Since people want their abdominal muscles to look good, lower abdominal muscle exercises are an enormous part of fitness programs. There are tons of resources available for discovering the best lower ab exercises . In addition, following the advice of those knowledgeable in fitness could assist one in determining in which abdominal muscle exercises to use.
First of all it’s important to note that the best lower ab exercises are those that a person is willing to do. For an exercise to give benefits it must be performed.
It is also important to note that the best ab workouts do not necessarily require equipment to perform them, although some machines and equipment may work quite well for some people.Crunches are an example of a common, simple, and well-accepted abdominal muscle exercise. These are a very effective exercise and very convenient since they can be performed anywhere without any equipment.
Similar to crunches, side crunches are convenient, stand-alone exercises, which develop oblique muscles. Pilates is an exercise regime that focuses on abdominal muscles, as the center of the muscular body, and which consequently is believed to include excellent lower abdominal muscle exercises.

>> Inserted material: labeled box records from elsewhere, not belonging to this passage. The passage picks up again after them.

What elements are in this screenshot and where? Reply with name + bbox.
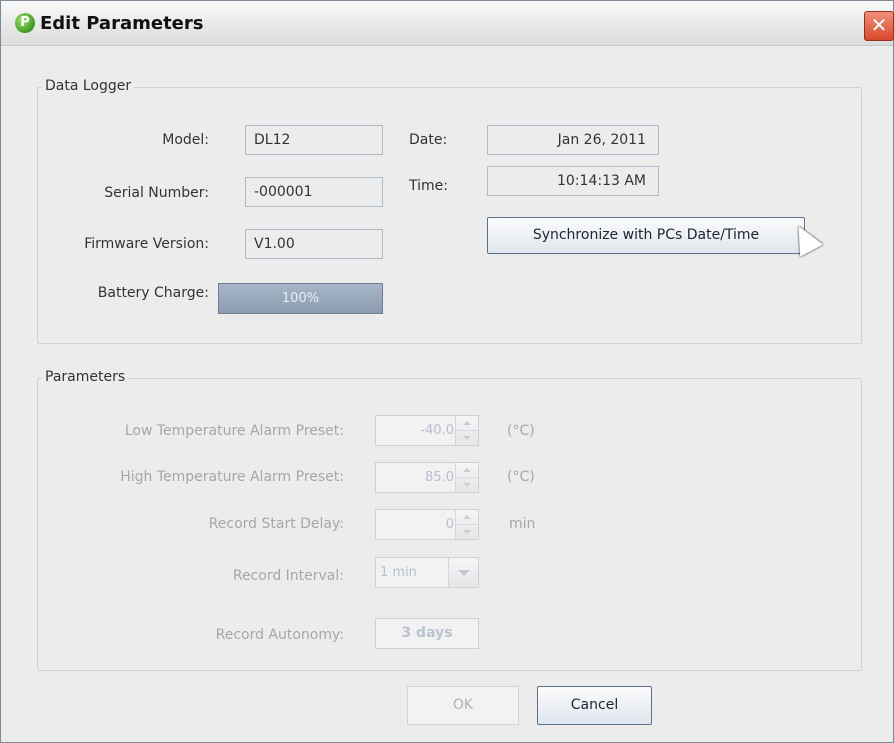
chevron-down-icon[interactable] <box>448 558 478 587</box>
record-interval-select[interactable]: 1 min <box>375 557 479 588</box>
record-start-delay-value: 0 <box>445 517 454 532</box>
low-temperature-label: Low Temperature Alarm Preset: <box>124 423 344 439</box>
battery-charge-bar: 100% <box>218 283 383 314</box>
date-field: Jan 26, 2011 <box>487 125 659 155</box>
firmware-version-field: V1.00 <box>245 229 383 259</box>
record-autonomy-label: Record Autonomy: <box>215 627 344 643</box>
low-temperature-unit: (°C) <box>507 423 535 439</box>
serial-number-label: Serial Number: <box>104 185 209 201</box>
low-temperature-value: -40.0 <box>420 423 454 438</box>
model-field: DL12 <box>245 125 383 155</box>
time-field: 10:14:13 AM <box>487 166 659 196</box>
cancel-button[interactable]: Cancel <box>537 686 652 725</box>
window-title: Edit Parameters <box>40 13 204 34</box>
title-bar[interactable]: P Edit Parameters ✕ <box>1 1 894 46</box>
high-temperature-stepper[interactable] <box>455 463 478 492</box>
record-interval-label: Record Interval: <box>232 568 344 584</box>
parameters-group-title: Parameters <box>42 369 129 385</box>
high-temperature-spinner[interactable]: 85.0 <box>375 462 479 493</box>
ok-button[interactable]: OK <box>407 686 519 725</box>
model-label: Model: <box>162 132 209 148</box>
app-logo-icon: P <box>15 13 35 33</box>
record-start-delay-label: Record Start Delay: <box>208 516 344 532</box>
time-label: Time: <box>409 178 448 194</box>
edit-parameters-dialog: P Edit Parameters ✕ Data Logger Model: D… <box>0 0 894 743</box>
synchronize-datetime-button[interactable]: Synchronize with PCs Date/Time <box>487 217 805 254</box>
high-temperature-unit: (°C) <box>507 469 535 485</box>
data-logger-group-title: Data Logger <box>42 78 135 94</box>
record-autonomy-value: 3 days <box>375 618 479 649</box>
high-temperature-label: High Temperature Alarm Preset: <box>120 469 344 485</box>
low-temperature-spinner[interactable]: -40.0 <box>375 415 479 446</box>
high-temperature-value: 85.0 <box>425 470 454 485</box>
serial-number-field: -000001 <box>245 177 383 207</box>
record-start-delay-stepper[interactable] <box>455 510 478 539</box>
record-start-delay-spinner[interactable]: 0 <box>375 509 479 540</box>
data-logger-group: Data Logger <box>37 78 862 344</box>
record-start-delay-unit: min <box>509 516 536 532</box>
date-label: Date: <box>409 132 448 148</box>
close-button[interactable]: ✕ <box>864 11 894 41</box>
low-temperature-stepper[interactable] <box>455 416 478 445</box>
record-interval-value: 1 min <box>380 565 417 580</box>
battery-charge-label: Battery Charge: <box>97 285 209 301</box>
firmware-version-label: Firmware Version: <box>84 236 209 252</box>
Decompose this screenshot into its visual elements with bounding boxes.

All the movements in a Pilates works out the stomach muscles both directly or indirectly. To learn more about Pilates, you can find video and written material on it for sale on the internet.
There are other examples of lower abdominal muscle exercises accepted by some fitness experts. This exercise can be performed by using arm muscles to raise the body from a position on the floor to one raised horizontally above it, with hands together and the body straight, as is done when performing a pushup. Hold this position as long as you can stand.Holding the push-up position exercises abdominal muscles because they are utilized to stay up.
When a person decides on a fitness program that includes stomach exercises, it is best to include stomach exercises that work the different parts of the stomach. If a person simply concentrates on one area of their stomach, there workout will not be as effective.
If the proper mixture of stomach muscles is used, the oblique side muscles, the lower abdominal, middle abdominal, and upper abdominal muscles will be developed. Also, it is necessary to keep in mind that no two bodies are the same. One exercise may be best for one person and not to another person. For example, people differ in how they respond to motion.
For a person to truly develop his or her abdominal muscles well, it is necessary to sample and perform multiple lower abdominal exercises. If an exercise is tough to perform or if it does not create results, it is simply not the best exercise and should discover what would work best.